The federal government has gone a record-breaking 23 years without raising its gas tax. That lagging revenue has helped persuade state officials that they cannot depend on federal support to shore up their funding for roads, bridges, transit and other major transportation projects.

Indeed, the recent state-level embrace of higher gas taxes is a significant change from previous years. For many of these states, the increases mark the first adjustment to fuel taxes in a generation. Indiana had gone 14 years without a change, California, 23 years and Tennessee, 27 years.

Fears that gas tax increases would anger tax-averse voters may have been overblown. New analysis by the American Road & Transportation Builders Association shows that legislators rarely lost an election after voting to increase gas taxes.
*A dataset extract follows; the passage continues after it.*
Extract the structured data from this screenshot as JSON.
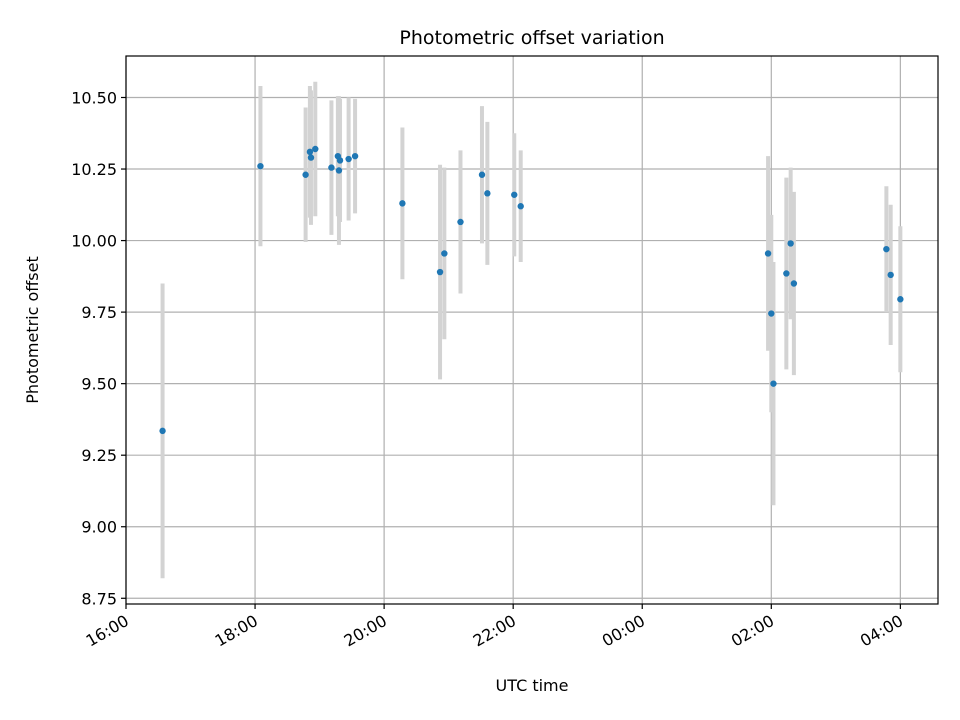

In fact, 91 percent of lawmakers who voted for gas tax hikes were re-elected in the next general election in the 16 states that increased fuel taxes between 2013 and 2015, according to the group.

Gas taxes won approval in a variety of political environments, the group noted. Nine of those 16 states were under all-Republican control, four had all-Democratic control and the rest were a mix. Those trends seem to be playing out again this year, as the most recent gas tax hikes have come from all corners of the country— California, Indiana, Montana, and Tennessee.